Firman Subagyo Usulkan Penerbitan Surpres Baru untuk RUU Pertanahan
“Pelibatan semua kementerian terkait suatu keharusan,” katanya.
Sebelumnya lanjut Firman, banyak akademisi yang menyampaikan analisisnya bahwa draf RUU Pertanahan ini justru bertentangan dengan keinginan Jokowi tersebut. Sebab, potensi konflik akan meningkat jika RUU Pertanahan dipaksakan untuk disahkan. “Jika rawan konflik, investor akan bingung dan hengkang,” katanya.
Jangan Paksakan
Dalam kaitan itu, Firman sekali lagi mengingatkan, pembahasan RUU Pertanahan yang belum melibatkan semua kementerian terkait, jangan dipaksakan untuk disahkan. Sebab, implikasinya, bagaimana proses-proses hukum kasus sengketa lahan/tanah yang sedang berjalan, itu harus tetap dilakukan pemegakkan hukum. Jika RUU ini disahkan, bukan tidak mungkin kasus yang berjalan akan menguap.
Firman mencontohkan, sengketa lahan yang tak jauh dari Jakarta misalnya menyangkut pembangunan kawasan terpadu Meikarta dan sejumlah sengketa lahan/tanah yang melibatkan banyak pengembang. Belum lagi banyaknya perusahaan tambang yang melakukan penambangan tanpa izin di Sulawesi.
“Jangan sampai UU Pertanahan nanti melegalisasi kasus-kasus yang belum selesai, sebab di dalam UU Kehutanan, soal pencegahan, dan pemberantasan perusakan hutan tidak dikenal istilah pemutihan.
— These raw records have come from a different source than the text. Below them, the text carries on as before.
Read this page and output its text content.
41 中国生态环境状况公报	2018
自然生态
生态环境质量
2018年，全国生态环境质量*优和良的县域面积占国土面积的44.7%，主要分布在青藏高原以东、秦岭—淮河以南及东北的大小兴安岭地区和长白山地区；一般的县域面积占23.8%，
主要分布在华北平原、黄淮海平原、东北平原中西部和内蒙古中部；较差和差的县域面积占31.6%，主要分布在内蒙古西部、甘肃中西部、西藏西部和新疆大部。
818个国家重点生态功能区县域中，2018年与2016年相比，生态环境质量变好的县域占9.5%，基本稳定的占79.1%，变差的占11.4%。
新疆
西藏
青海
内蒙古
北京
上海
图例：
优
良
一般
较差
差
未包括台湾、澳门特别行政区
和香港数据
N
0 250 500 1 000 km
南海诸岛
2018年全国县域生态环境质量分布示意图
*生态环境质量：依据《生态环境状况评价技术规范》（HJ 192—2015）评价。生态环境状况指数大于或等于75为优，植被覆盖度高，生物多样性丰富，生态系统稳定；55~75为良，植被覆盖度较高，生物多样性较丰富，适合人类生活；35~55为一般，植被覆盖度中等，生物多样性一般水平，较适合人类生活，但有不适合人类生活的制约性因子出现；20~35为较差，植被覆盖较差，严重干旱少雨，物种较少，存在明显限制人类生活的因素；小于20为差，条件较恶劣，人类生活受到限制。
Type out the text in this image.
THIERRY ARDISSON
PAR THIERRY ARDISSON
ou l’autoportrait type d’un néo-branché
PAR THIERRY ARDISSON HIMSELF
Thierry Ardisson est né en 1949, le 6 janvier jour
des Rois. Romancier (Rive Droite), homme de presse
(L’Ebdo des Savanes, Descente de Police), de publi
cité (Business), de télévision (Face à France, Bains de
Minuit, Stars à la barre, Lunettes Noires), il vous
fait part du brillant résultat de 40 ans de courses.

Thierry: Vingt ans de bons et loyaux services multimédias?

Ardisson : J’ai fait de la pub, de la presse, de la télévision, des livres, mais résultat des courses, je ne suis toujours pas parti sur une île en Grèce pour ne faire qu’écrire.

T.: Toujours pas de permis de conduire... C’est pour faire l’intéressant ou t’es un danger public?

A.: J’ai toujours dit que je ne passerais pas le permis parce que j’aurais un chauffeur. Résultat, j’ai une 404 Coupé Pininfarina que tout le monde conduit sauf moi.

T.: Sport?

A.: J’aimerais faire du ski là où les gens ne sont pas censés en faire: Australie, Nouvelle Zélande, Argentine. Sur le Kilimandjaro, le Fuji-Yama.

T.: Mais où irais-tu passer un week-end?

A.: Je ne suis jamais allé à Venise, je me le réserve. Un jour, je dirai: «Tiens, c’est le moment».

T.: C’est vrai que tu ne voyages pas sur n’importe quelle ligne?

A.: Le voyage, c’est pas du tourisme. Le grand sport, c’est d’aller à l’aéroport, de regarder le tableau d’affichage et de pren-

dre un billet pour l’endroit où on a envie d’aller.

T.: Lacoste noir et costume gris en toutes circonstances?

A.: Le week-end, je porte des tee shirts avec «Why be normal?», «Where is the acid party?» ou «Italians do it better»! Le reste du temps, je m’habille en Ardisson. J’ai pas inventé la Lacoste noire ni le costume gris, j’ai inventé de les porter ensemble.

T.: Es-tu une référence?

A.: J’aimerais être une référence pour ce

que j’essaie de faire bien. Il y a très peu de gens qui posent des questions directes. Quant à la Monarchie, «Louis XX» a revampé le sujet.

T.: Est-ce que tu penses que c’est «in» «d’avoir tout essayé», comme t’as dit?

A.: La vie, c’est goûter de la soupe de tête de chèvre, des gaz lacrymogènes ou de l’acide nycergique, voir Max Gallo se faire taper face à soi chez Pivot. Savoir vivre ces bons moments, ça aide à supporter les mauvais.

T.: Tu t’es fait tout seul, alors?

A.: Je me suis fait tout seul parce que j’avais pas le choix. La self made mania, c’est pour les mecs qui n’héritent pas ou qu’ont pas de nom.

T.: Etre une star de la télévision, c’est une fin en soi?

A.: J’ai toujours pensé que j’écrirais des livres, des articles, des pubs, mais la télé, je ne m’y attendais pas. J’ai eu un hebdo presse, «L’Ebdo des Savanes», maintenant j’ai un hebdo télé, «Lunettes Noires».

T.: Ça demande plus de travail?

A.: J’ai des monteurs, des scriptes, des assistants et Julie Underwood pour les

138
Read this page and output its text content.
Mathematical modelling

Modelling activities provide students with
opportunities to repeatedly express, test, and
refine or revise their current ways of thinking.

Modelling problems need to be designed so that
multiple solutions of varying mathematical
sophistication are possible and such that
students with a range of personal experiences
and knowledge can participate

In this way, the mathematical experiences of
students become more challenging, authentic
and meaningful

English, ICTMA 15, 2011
Jadi, lanjut Firman Subagyo, UU Pertanahan jangan mereduksi aspek penegakkan hukum. Mereka yang salah melakukan perusakan hutan, atau melakukan hal-hal melanggar UU, harus dihukum.
”UU Pertanahan tidak boleh mereduksi UU yang ranahnya kementerian lain, misalnya UU Pengelolaan Wilayah Pesisir dan Pulau-pulau Kecil. Selain itu juga tanah/lahan milik TNI-Polri, Kemenhan, dan juga ESDM yang sudah ada payung hukumnya masing-masing,” papar Firman.(fri/jpnn)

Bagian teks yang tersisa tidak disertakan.